La notion de chaîne d’activité décrit la séquence des opérations conduisant à la production d’un bien final. Une chaîne d’activité se mondialise lorsque ces activités sont réparties entre filiales ou sous-traitants établis dans plusieurs pays. Selon l’OMC, une chaîne de valeur mondiale est une succession des activités exécutées par les entreprises pour créer de la valeur lors des diverses étapes de la production (chaîne d’approvisionnement), mais aussi avec toutes les activités faisant partie de la chaîne de la demande (commercialisation, vente, service à la clientèle).
Une chaîne de valeur mondiale (CVM) est donc une série d'étapes dans la production d'un produit ou d'un service destiné à la vente aux consommateurs. Chaque étape ajoute de la valeur et au moins deux étapes se déroulent dans des pays différents. Le phénomène de fragmentation peut être désigné par différents termes : découpage, dégroupage, délocalisation, spécialisation verticale, commerce des tâches, etc. Il s’agit toujours de souligner que la production de valeur ajoutée ne se réalise plus dans un seul endroit.
Par exemple, un vélo peut être assemblé en Finlande avec des pièces détachées venant d’Italie, du Japon et de Malaisie et exporté vers la République arabe d'Égypte.
Les entreprises conçoivent des produits dans un pays, achètent des pièces détachées et des composants dans plusieurs pays et assemblent les produits finaux dans un autre pays. En conséquence, le commerce international et les flux d'investissement ont considérablement augmenté. Ainsi, les pièces et les composants (d’une voiture, d’un avion, d’un téléphone portable, d’une chaussure de sport, d’un jouet, etc.) circulent entre pays que la chaîne de valeur soit organisée autour de produits intermédiaires, qu’elle soit simple ou complexe.
Les économies participent aux CVM de deux façons.
- soit elles importent des intrants qui serviront à produire des marchandises et des services qu’elles exporteront. Elles participent en amont au processus de fragmentation des productions ;
- soit elles exportent des intrants produits localement vers des partenaires intervenant aux derniers stades de la production. Elles participent en aval au processus de fragmentation des productions.

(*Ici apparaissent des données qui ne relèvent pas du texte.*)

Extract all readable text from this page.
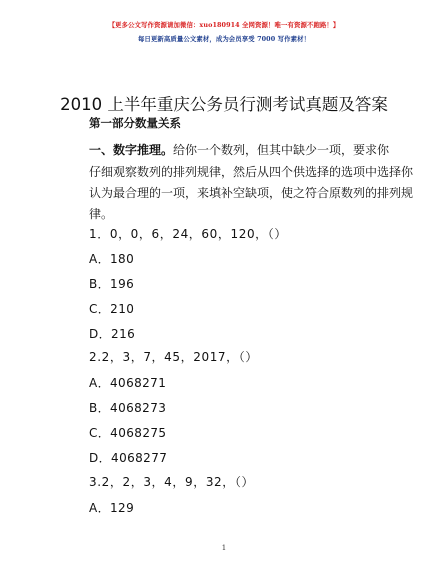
【更多公文写作资源请加微信：xuo180914 全网资源！唯一有资源不跑路！】
每日更新高质量公文素材，成为会员享受 7000 写作素材！
2010 上半年重庆公务员行测考试真题及答案
第一部分数量关系
一、数字推理。给你一个数列，但其中缺少一项，要求你
仔细观察数列的排列规律，然后从四个供选择的选项中选择你
认为最合理的一项，来填补空缺项，使之符合原数列的排列规
律。
1．0，0，6，24，60，120，（）
A．180
B．196
C．210
D．216
2.2，3，7，45，2017，（）
A．4068271
B．4068273
C．4068275
D．4068277
3.2，2，3，4，9，32，（）
A．129
1
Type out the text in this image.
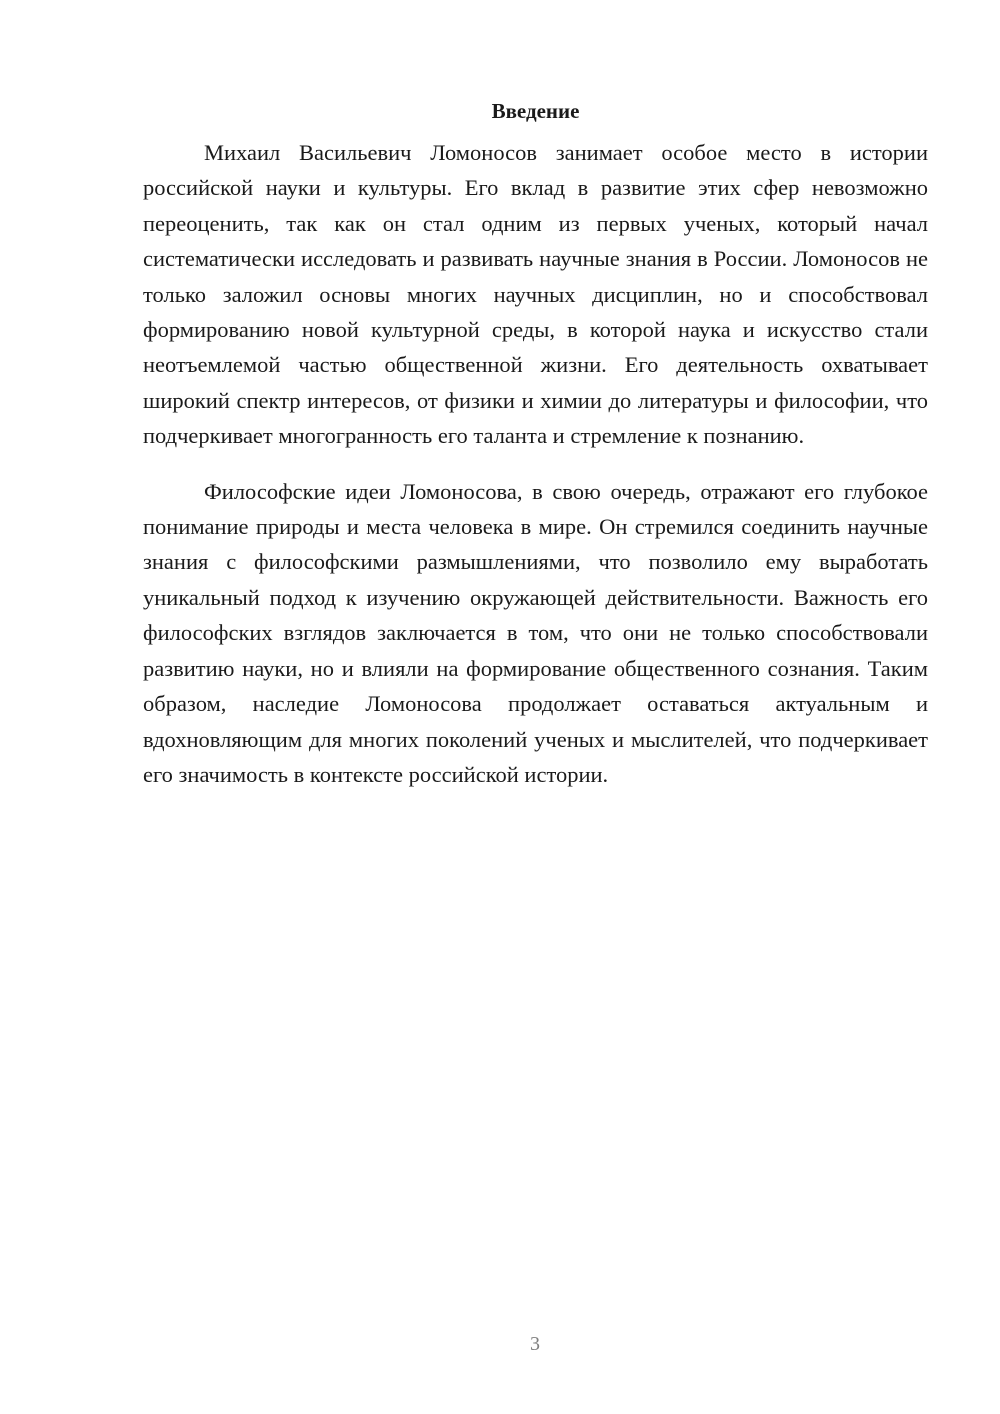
Введение

Михаил Васильевич Ломоносов занимает особое место в истории российской науки и культуры. Его вклад в развитие этих сфер невозможно переоценить, так как он стал одним из первых ученых, который начал систематически исследовать и развивать научные знания в России. Ломоносов не только заложил основы многих научных дисциплин, но и способствовал формированию новой культурной среды, в которой наука и искусство стали неотъемлемой частью общественной жизни. Его деятельность охватывает широкий спектр интересов, от физики и химии до литературы и философии, что подчеркивает многогранность его таланта и стремление к познанию.

Философские идеи Ломоносова, в свою очередь, отражают его глубокое понимание природы и места человека в мире. Он стремился соединить научные знания с философскими размышлениями, что позволило ему выработать уникальный подход к изучению окружающей действительности. Важность его философских взглядов заключается в том, что они не только способствовали развитию науки, но и влияли на формирование общественного сознания. Таким образом, наследие Ломоносова продолжает оставаться актуальным и вдохновляющим для многих поколений ученых и мыслителей, что подчеркивает его значимость в контексте российской истории.

3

La chaîne de valeur fractionne le processus de production entre plusieurs pays. Les gains des CVM reposent sur cette fragmentation et la circulation de la production entre les entreprises situées dans différents pays. Les entreprises se spécialisent dans une partie du processus de fabrication : elles ne produisent plus l’intégralité d’un bien.
Les progrès technologiques, notamment dans les transports, l’information et les communications, et la réduction des obstacles tarifaires et non tarifaires au commerce ont simplifié les possibilités pour les firmes de produire à l’étranger et de décomposer (fractionner) leurs processus de production. En plus de la technologie, les principaux « moteurs » de la chaîne de valeur mondiales sont :
- les dotations en facteurs de production (travail peu qualifié, travail qualifié, capital, ressources naturelles) ;
- la taille et l’accès au marché ;
- la situation géographique des pays et leurs infrastructures commerciales ;
- la nature et stabilité des institutions.
Les chaînes de valeur mondiales (CVM) transforment le commerce mondial. Elles contribuent à l’accroissement de la productivité des firmes multinationales qui répartissent la conception des produits, la fabrication des pièces, l'assemblage des composants et la commercialisation des produits finis dans le monde entier. Ce « made in world » (« fabriqués dans le monde ») offrent de nouveaux débouchés à certains pays en développement qui peuvent participer à la production de produits complexes par la production de pièces simples ou leurs assemblages, et donc de diversifier leurs exportations.
La fragmentation accroître le bien-être mondial, car la spécialisation permet de produire donc de consommer une plus grande quantité de produit final (avec la même quantité de facteurs primaires). Toutefois, en modifiant des prix mondiaux relatifs, les termes de l’échange d’un pays peuvent se détériorer : la fragmentation peut réduire le bien-être d’un pays.
De plus, les chaînes de valeur mondiales (CVM) interrogent à la fois la manière de comptabiliser la création de valeur. La participation des pays aux CVM invite à réinterpréter les statistiques du commerce extérieur. Il ne s’agit plus seulement de comptabiliser la valeur totale des biens importés et exportés mais, puisque les pays importent des produits intermédiaires pour les incorporer à leurs exportations, il s’agit de calculer le contenu en valeur ajoutée locale des exportations (ou la part de la valeur ajoutée sectorielle permettant de satisfaire la demande finale).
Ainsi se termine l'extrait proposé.